Atkins’ Tuesday statement signals that, “in the effort to reduce reporting burdens for companies—whether that’s to reduce cost or timing or encourage more companies to go public—clearly he believes that FASB plays a key role in helping to clarify that,” said Steve Soter, vice president and industry principal at financial compliance platform Workiva.
FASB is recognized by the SEC as the designated accounting standard-setter for public companies.
The Norwalk, Conn.-based board works closely with the SEC and others “to continuously improve the financial information available for capital allocation decisions, to identify and focus on the most relevant, material information,” FASB spokesperson Christine Klimek said in a statement. “We look forward to continuing to work with Chairman Atkins and his staff on these efforts.”
Interim Reports
The SEC’s latest proposal would drop the current requirement for public companies to file quarterly reports providing snapshots of their financial performance, known as 10-Qs.
Companies electing to file semiannual reports would file one such report in lieu of three quarterly reports. Companies would still need to file annual reports.
Proponents of the effort like the US Chamber of Commerce say the change would reduce unnecessary paperwork burdens and free up resources for company executives to engage in longer-term strategic thinking.
Meanwhile, critics argue less frequent reports could decrease transparency and hurt financial analysis. Analysts and investors “live for information,” accounting analyst Jack Ciesielski said.
Accounting rules detail which information companies need to include in their “interim” financial statements, which currently include the quarterly statements. FASB issued an update in December 2025 that creates a list of disclosures required on an interim basis to make the rules easier to navigate.
As a result of the SEC proposal, FASB may need to consider places in the rulebook that refer to quarterly filings and determine when they need to refer to a different cadence, an SEC official said on a Tuesday press call.
While interim reports provide investors with material information about how companies are doing financially, 10-Qs may not be the ideal reporting frequency for every business, the SEC proposal said. The change would maintain a system that elicits “material, timely, and regular disclosures.”
A section of the accounting rulebook spells out that guidance “need not be applied to immaterial items.” FASB also released a concepts statement in 2018 meant to better ensure the materiality concepts are consistent with the definition used by the SEC, among other groups.
There’s room for improvement for bodies including the SEC and FASB regarding how they discuss materiality, Metrix Advisory Founder and Executive Adviser Marc Siegel said. There should be a “systemwide understanding of what materiality means,” he said.
“That inconsistency creates real noise in the system,” Siegel, a former FASB board member, said. “What ends up happening is companies just decide to disclose—it’s easier to disclose than to worry about pulling something out and having to justify why it was okay to do that.”
Future Feedback
The SEC proposal asked the public to weigh in on whether moving to semiannual filings would lead to reduced material information for investors, or if other regulatory filings would elicit “sufficient information to offset the less-frequent interim reports.”
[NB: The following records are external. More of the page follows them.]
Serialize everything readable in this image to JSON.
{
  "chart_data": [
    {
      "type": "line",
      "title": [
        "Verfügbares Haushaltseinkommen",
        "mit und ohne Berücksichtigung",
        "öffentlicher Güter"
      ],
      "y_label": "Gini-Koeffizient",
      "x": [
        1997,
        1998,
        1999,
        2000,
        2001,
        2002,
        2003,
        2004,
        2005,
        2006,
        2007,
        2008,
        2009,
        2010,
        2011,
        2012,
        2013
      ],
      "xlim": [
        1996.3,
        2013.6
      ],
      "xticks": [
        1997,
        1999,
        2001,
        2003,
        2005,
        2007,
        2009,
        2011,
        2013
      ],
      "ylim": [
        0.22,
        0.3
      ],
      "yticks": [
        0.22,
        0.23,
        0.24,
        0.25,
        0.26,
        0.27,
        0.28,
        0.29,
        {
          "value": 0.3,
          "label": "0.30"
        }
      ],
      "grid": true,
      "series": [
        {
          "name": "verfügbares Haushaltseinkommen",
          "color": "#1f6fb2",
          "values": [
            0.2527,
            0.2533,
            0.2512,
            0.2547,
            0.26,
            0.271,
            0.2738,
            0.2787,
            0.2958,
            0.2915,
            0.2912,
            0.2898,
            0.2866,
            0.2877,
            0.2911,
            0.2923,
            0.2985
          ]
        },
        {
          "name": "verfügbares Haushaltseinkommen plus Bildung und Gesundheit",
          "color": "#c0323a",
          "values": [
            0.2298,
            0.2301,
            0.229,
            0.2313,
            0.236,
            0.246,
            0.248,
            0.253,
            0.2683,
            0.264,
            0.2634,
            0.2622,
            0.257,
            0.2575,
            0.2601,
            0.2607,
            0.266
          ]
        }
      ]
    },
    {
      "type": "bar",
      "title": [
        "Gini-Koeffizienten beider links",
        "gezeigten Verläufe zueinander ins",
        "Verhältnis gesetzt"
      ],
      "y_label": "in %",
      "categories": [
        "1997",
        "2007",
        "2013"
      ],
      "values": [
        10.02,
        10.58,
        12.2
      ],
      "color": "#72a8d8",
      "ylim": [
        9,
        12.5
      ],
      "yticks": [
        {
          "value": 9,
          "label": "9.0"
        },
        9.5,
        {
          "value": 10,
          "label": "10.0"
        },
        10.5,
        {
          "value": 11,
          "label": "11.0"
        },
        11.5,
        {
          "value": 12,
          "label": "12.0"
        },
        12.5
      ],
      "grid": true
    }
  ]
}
Companies are currently required to submit reports known as 8-Ks to the SEC to announced significant events or changes, such as executive officer appointments and bankruptcy filings.
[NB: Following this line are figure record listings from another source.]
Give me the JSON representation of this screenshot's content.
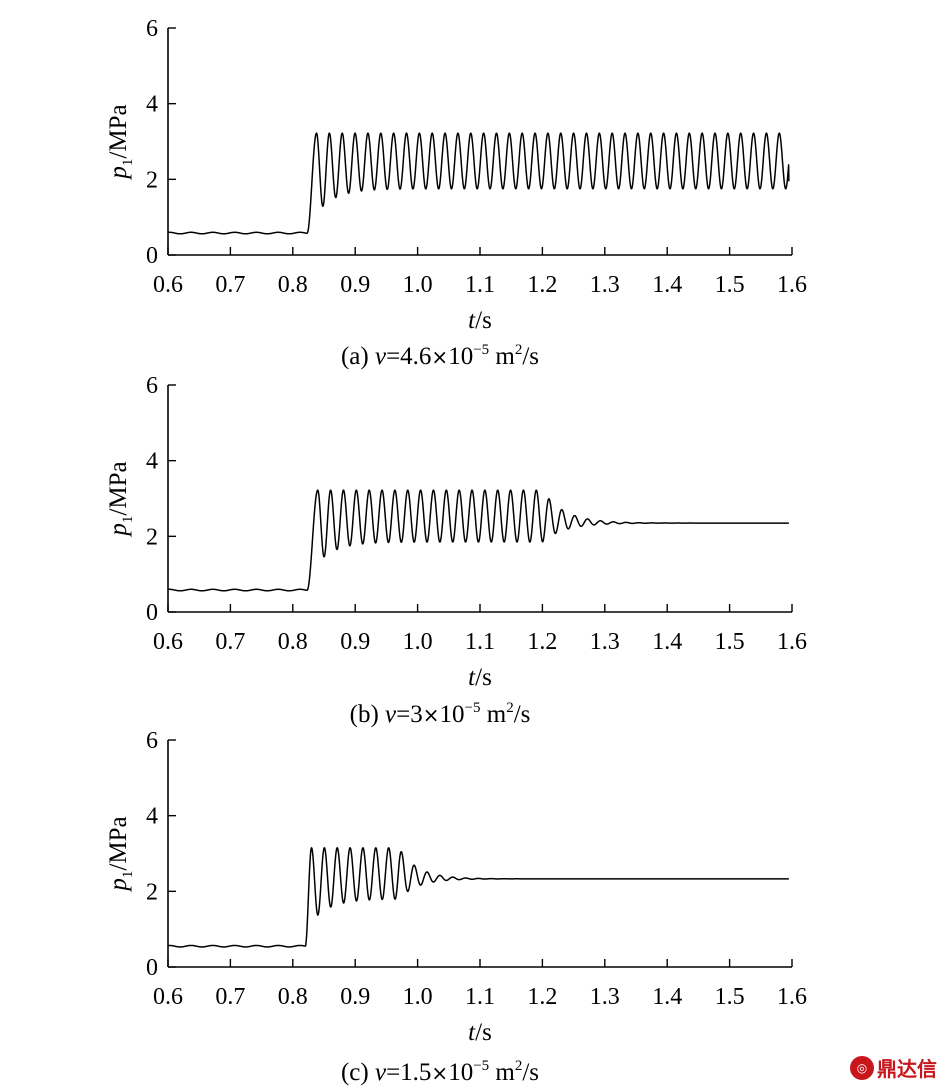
{
  "watermark": {
    "text": "鼎达信",
    "icon": "logo-icon",
    "color": "#c8161d"
  },
  "chart_data": [
    {
      "type": "line",
      "panel": "(a)",
      "caption": {
        "prefix": "(a) ",
        "var": "v",
        "value": "=4.6",
        "times": "×",
        "base": "10",
        "exp": "−5",
        "unit": " m",
        "unit_exp": "2",
        "unit_tail": "/s"
      },
      "xlabel": {
        "var": "t",
        "unit": "/s"
      },
      "ylabel": {
        "var": "p",
        "sub": "1",
        "unit": "/MPa"
      },
      "xlim": [
        0.6,
        1.6
      ],
      "ylim": [
        0,
        6
      ],
      "xticks": [
        "0.6",
        "0.7",
        "0.8",
        "0.9",
        "1.0",
        "1.1",
        "1.2",
        "1.3",
        "1.4",
        "1.5",
        "1.6"
      ],
      "yticks": [
        "0",
        "2",
        "4",
        "6"
      ],
      "series": [
        {
          "color": "#000000",
          "baseline": 0.58,
          "rise_start": 0.823,
          "rise_end": 0.838,
          "peak": 3.22,
          "first_trough": 1.1,
          "trough_settled": 1.75,
          "trough_settle_tau": 0.03,
          "period": 0.0206,
          "decay_start": null,
          "decay_tau": null,
          "steady": 2.48,
          "end_value": 1.95
        }
      ]
    },
    {
      "type": "line",
      "panel": "(b)",
      "caption": {
        "prefix": "(b) ",
        "var": "v",
        "value": "=3",
        "times": "×",
        "base": "10",
        "exp": "−5",
        "unit": " m",
        "unit_exp": "2",
        "unit_tail": "/s"
      },
      "xlabel": {
        "var": "t",
        "unit": "/s"
      },
      "ylabel": {
        "var": "p",
        "sub": "1",
        "unit": "/MPa"
      },
      "xlim": [
        0.6,
        1.6
      ],
      "ylim": [
        0,
        6
      ],
      "xticks": [
        "0.6",
        "0.7",
        "0.8",
        "0.9",
        "1.0",
        "1.1",
        "1.2",
        "1.3",
        "1.4",
        "1.5",
        "1.6"
      ],
      "yticks": [
        "0",
        "2",
        "4",
        "6"
      ],
      "series": [
        {
          "color": "#000000",
          "baseline": 0.58,
          "rise_start": 0.823,
          "rise_end": 0.84,
          "peak": 3.22,
          "first_trough": 1.3,
          "trough_settled": 1.85,
          "trough_settle_tau": 0.03,
          "period": 0.0206,
          "decay_start": 1.2,
          "decay_tau": 0.035,
          "steady": 2.35,
          "end_value": 2.35
        }
      ]
    },
    {
      "type": "line",
      "panel": "(c)",
      "caption": {
        "prefix": "(c) ",
        "var": "v",
        "value": "=1.5",
        "times": "×",
        "base": "10",
        "exp": "−5",
        "unit": " m",
        "unit_exp": "2",
        "unit_tail": "/s"
      },
      "xlabel": {
        "var": "t",
        "unit": "/s"
      },
      "ylabel": {
        "var": "p",
        "sub": "1",
        "unit": "/MPa"
      },
      "xlim": [
        0.6,
        1.6
      ],
      "ylim": [
        0,
        6
      ],
      "xticks": [
        "0.6",
        "0.7",
        "0.8",
        "0.9",
        "1.0",
        "1.1",
        "1.2",
        "1.3",
        "1.4",
        "1.5",
        "1.6"
      ],
      "yticks": [
        "0",
        "2",
        "4",
        "6"
      ],
      "series": [
        {
          "color": "#000000",
          "baseline": 0.55,
          "rise_start": 0.82,
          "rise_end": 0.83,
          "peak": 3.15,
          "first_trough": 1.2,
          "trough_settled": 1.8,
          "trough_settle_tau": 0.03,
          "period": 0.0206,
          "decay_start": 0.97,
          "decay_tau": 0.03,
          "steady": 2.33,
          "end_value": 2.33
        }
      ]
    }
  ]
}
“Are there other material events that could happen at a company that maybe wouldn’t require an 8-K? Perhaps,” said Keith Constance, managing director in FTI Consulting’s Risk & Investigations practice.
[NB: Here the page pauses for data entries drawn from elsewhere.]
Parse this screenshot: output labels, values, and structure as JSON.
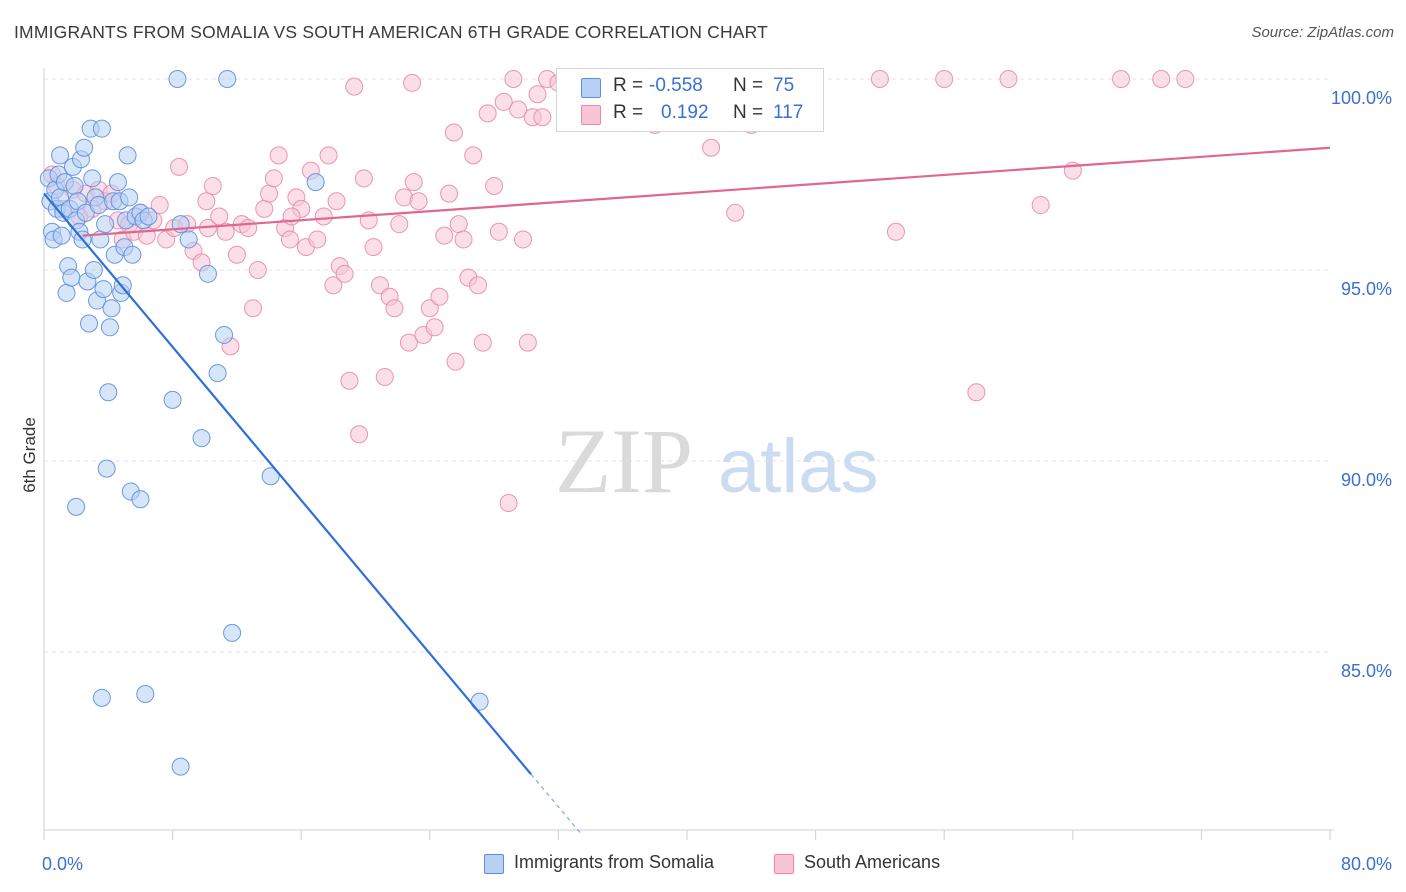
{
  "header": {
    "title": "IMMIGRANTS FROM SOMALIA VS SOUTH AMERICAN 6TH GRADE CORRELATION CHART",
    "source": "Source: ZipAtlas.com"
  },
  "watermark": {
    "zip": "ZIP",
    "atlas": "atlas"
  },
  "legend_top": {
    "r_label": "R =",
    "n_label": "N =",
    "series": [
      {
        "r": "-0.558",
        "n": "75"
      },
      {
        "r": "0.192",
        "n": "117"
      }
    ]
  },
  "legend_bottom": {
    "items": [
      "Immigrants from Somalia",
      "South Americans"
    ]
  },
  "colors": {
    "blue_fill": "#b7d0f4",
    "blue_stroke": "#5b8fe0",
    "blue_line": "#2f6fd6",
    "pink_fill": "#f7c5d5",
    "pink_stroke": "#e98aaa",
    "pink_line": "#e0688f",
    "tick_text": "#3a70d0",
    "grid": "#e3e3e3"
  },
  "chart_data": {
    "type": "scatter",
    "ylabel": "6th Grade",
    "xlim": [
      0,
      80
    ],
    "ylim": [
      80.0,
      100.8
    ],
    "x_ticks": [
      {
        "value": 0,
        "label": "0.0%"
      },
      {
        "value": 8,
        "label": ""
      },
      {
        "value": 16,
        "label": ""
      },
      {
        "value": 24,
        "label": ""
      },
      {
        "value": 32,
        "label": ""
      },
      {
        "value": 40,
        "label": ""
      },
      {
        "value": 48,
        "label": ""
      },
      {
        "value": 56,
        "label": ""
      },
      {
        "value": 64,
        "label": ""
      },
      {
        "value": 72,
        "label": ""
      },
      {
        "value": 80,
        "label": "80.0%"
      }
    ],
    "y_ticks": [
      {
        "value": 85,
        "label": "85.0%"
      },
      {
        "value": 90,
        "label": "90.0%"
      },
      {
        "value": 95,
        "label": "95.0%"
      },
      {
        "value": 100,
        "label": "100.0%"
      }
    ],
    "series": [
      {
        "name": "Immigrants from Somalia",
        "r": -0.558,
        "n": 75,
        "trend": {
          "x1": 0.0,
          "y1": 97.0,
          "x2": 30.3,
          "y2": 81.8,
          "dash_to_x": 33.5
        },
        "points": [
          [
            0.3,
            97.4
          ],
          [
            0.4,
            96.8
          ],
          [
            0.5,
            96.0
          ],
          [
            0.6,
            95.8
          ],
          [
            0.7,
            97.1
          ],
          [
            0.8,
            96.6
          ],
          [
            0.9,
            97.5
          ],
          [
            1.0,
            98.0
          ],
          [
            1.0,
            96.9
          ],
          [
            1.1,
            95.9
          ],
          [
            1.2,
            96.5
          ],
          [
            1.3,
            97.3
          ],
          [
            1.4,
            94.4
          ],
          [
            1.5,
            95.1
          ],
          [
            1.6,
            96.6
          ],
          [
            1.7,
            94.8
          ],
          [
            1.8,
            97.7
          ],
          [
            1.9,
            97.2
          ],
          [
            2.0,
            96.3
          ],
          [
            2.0,
            88.8
          ],
          [
            2.1,
            96.8
          ],
          [
            2.2,
            96.0
          ],
          [
            2.3,
            97.9
          ],
          [
            2.4,
            95.8
          ],
          [
            2.5,
            98.2
          ],
          [
            2.6,
            96.5
          ],
          [
            2.7,
            94.7
          ],
          [
            2.8,
            93.6
          ],
          [
            2.9,
            98.7
          ],
          [
            3.0,
            97.4
          ],
          [
            3.1,
            95.0
          ],
          [
            3.2,
            96.9
          ],
          [
            3.3,
            94.2
          ],
          [
            3.4,
            96.7
          ],
          [
            3.5,
            95.8
          ],
          [
            3.6,
            98.7
          ],
          [
            3.7,
            94.5
          ],
          [
            3.8,
            96.2
          ],
          [
            3.9,
            89.8
          ],
          [
            4.0,
            91.8
          ],
          [
            4.1,
            93.5
          ],
          [
            4.2,
            94.0
          ],
          [
            4.3,
            96.8
          ],
          [
            4.4,
            95.4
          ],
          [
            4.6,
            97.3
          ],
          [
            4.7,
            96.8
          ],
          [
            4.8,
            94.4
          ],
          [
            4.9,
            94.6
          ],
          [
            5.0,
            95.6
          ],
          [
            5.1,
            96.3
          ],
          [
            5.2,
            98.0
          ],
          [
            5.3,
            96.9
          ],
          [
            5.4,
            89.2
          ],
          [
            5.5,
            95.4
          ],
          [
            5.7,
            96.4
          ],
          [
            6.0,
            96.5
          ],
          [
            6.2,
            96.3
          ],
          [
            6.5,
            96.4
          ],
          [
            6.0,
            89.0
          ],
          [
            6.3,
            83.9
          ],
          [
            3.6,
            83.8
          ],
          [
            8.0,
            91.6
          ],
          [
            8.3,
            100.0
          ],
          [
            8.5,
            82.0
          ],
          [
            8.5,
            96.2
          ],
          [
            9.0,
            95.8
          ],
          [
            9.8,
            90.6
          ],
          [
            10.2,
            94.9
          ],
          [
            10.8,
            92.3
          ],
          [
            11.2,
            93.3
          ],
          [
            11.4,
            100.0
          ],
          [
            11.7,
            85.5
          ],
          [
            14.1,
            89.6
          ],
          [
            27.1,
            83.7
          ],
          [
            16.9,
            97.3
          ]
        ]
      },
      {
        "name": "South Americans",
        "r": 0.192,
        "n": 117,
        "trend": {
          "x1": 2.4,
          "y1": 95.9,
          "x2": 80.0,
          "y2": 98.2
        },
        "points": [
          [
            0.5,
            97.5
          ],
          [
            0.8,
            97.2
          ],
          [
            1.2,
            96.6
          ],
          [
            1.8,
            97.1
          ],
          [
            2.2,
            96.4
          ],
          [
            2.6,
            97.0
          ],
          [
            3.0,
            96.6
          ],
          [
            3.4,
            97.1
          ],
          [
            3.8,
            96.8
          ],
          [
            4.2,
            97.0
          ],
          [
            4.6,
            96.3
          ],
          [
            4.9,
            95.8
          ],
          [
            5.3,
            96.2
          ],
          [
            5.6,
            96.0
          ],
          [
            6.0,
            96.5
          ],
          [
            6.4,
            95.9
          ],
          [
            6.8,
            96.3
          ],
          [
            7.2,
            96.7
          ],
          [
            7.6,
            95.8
          ],
          [
            8.1,
            96.1
          ],
          [
            8.4,
            97.7
          ],
          [
            8.9,
            96.2
          ],
          [
            9.3,
            95.5
          ],
          [
            9.8,
            95.2
          ],
          [
            10.2,
            96.1
          ],
          [
            10.5,
            97.2
          ],
          [
            10.9,
            96.4
          ],
          [
            11.3,
            96.0
          ],
          [
            11.6,
            93.0
          ],
          [
            12.0,
            95.4
          ],
          [
            12.3,
            96.2
          ],
          [
            12.7,
            96.1
          ],
          [
            13.0,
            94.0
          ],
          [
            13.3,
            95.0
          ],
          [
            13.7,
            96.6
          ],
          [
            14.0,
            97.0
          ],
          [
            14.3,
            97.4
          ],
          [
            14.6,
            98.0
          ],
          [
            15.0,
            96.1
          ],
          [
            15.3,
            95.8
          ],
          [
            15.7,
            96.9
          ],
          [
            16.0,
            96.6
          ],
          [
            16.3,
            95.6
          ],
          [
            16.6,
            97.6
          ],
          [
            17.0,
            95.8
          ],
          [
            17.4,
            96.4
          ],
          [
            17.7,
            98.0
          ],
          [
            18.0,
            94.6
          ],
          [
            18.4,
            95.1
          ],
          [
            18.7,
            94.9
          ],
          [
            19.0,
            92.1
          ],
          [
            19.3,
            99.8
          ],
          [
            19.6,
            90.7
          ],
          [
            19.9,
            97.4
          ],
          [
            20.2,
            96.3
          ],
          [
            20.5,
            95.6
          ],
          [
            20.9,
            94.6
          ],
          [
            21.2,
            92.2
          ],
          [
            21.5,
            94.3
          ],
          [
            21.8,
            94.0
          ],
          [
            22.1,
            96.2
          ],
          [
            22.4,
            96.9
          ],
          [
            22.7,
            93.1
          ],
          [
            23.0,
            97.3
          ],
          [
            23.3,
            96.8
          ],
          [
            23.6,
            93.3
          ],
          [
            24.0,
            94.0
          ],
          [
            24.3,
            93.5
          ],
          [
            24.6,
            94.3
          ],
          [
            24.9,
            95.9
          ],
          [
            25.2,
            97.0
          ],
          [
            25.5,
            98.6
          ],
          [
            25.8,
            96.2
          ],
          [
            26.1,
            95.8
          ],
          [
            26.4,
            94.8
          ],
          [
            26.7,
            98.0
          ],
          [
            27.0,
            94.6
          ],
          [
            27.3,
            93.1
          ],
          [
            27.6,
            99.1
          ],
          [
            28.0,
            97.2
          ],
          [
            28.3,
            96.0
          ],
          [
            28.6,
            99.4
          ],
          [
            28.9,
            88.9
          ],
          [
            29.2,
            100.0
          ],
          [
            29.5,
            99.2
          ],
          [
            29.8,
            95.8
          ],
          [
            30.1,
            93.1
          ],
          [
            30.4,
            99.0
          ],
          [
            30.7,
            99.6
          ],
          [
            31.0,
            99.0
          ],
          [
            31.3,
            100.0
          ],
          [
            32.0,
            99.9
          ],
          [
            33.0,
            99.2
          ],
          [
            34.0,
            99.7
          ],
          [
            35.0,
            99.1
          ],
          [
            36.0,
            99.3
          ],
          [
            37.0,
            99.6
          ],
          [
            38.0,
            98.8
          ],
          [
            41.0,
            100.0
          ],
          [
            44.0,
            98.8
          ],
          [
            47.0,
            100.0
          ],
          [
            52.0,
            100.0
          ],
          [
            56.0,
            100.0
          ],
          [
            60.0,
            100.0
          ],
          [
            67.0,
            100.0
          ],
          [
            69.5,
            100.0
          ],
          [
            62.0,
            96.7
          ],
          [
            58.0,
            91.8
          ],
          [
            53.0,
            96.0
          ],
          [
            43.0,
            96.5
          ],
          [
            41.5,
            98.2
          ],
          [
            39.0,
            99.4
          ],
          [
            71.0,
            100.0
          ],
          [
            64.0,
            97.6
          ],
          [
            25.6,
            92.6
          ],
          [
            22.9,
            99.9
          ],
          [
            15.4,
            96.4
          ],
          [
            18.2,
            96.8
          ],
          [
            10.1,
            96.8
          ]
        ]
      }
    ]
  }
}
Companies could file 8-Ks under the “other” category. There may be more frequent use of these filings if semiannual reporting becomes an option because companies will still need to get information to investors, Workiva’s Soter said.
“The longer you sit on material non-public information, the greater the risk that that could make its way out into the ecosystem,” Soter said. “Companies will be looking at that very closely.”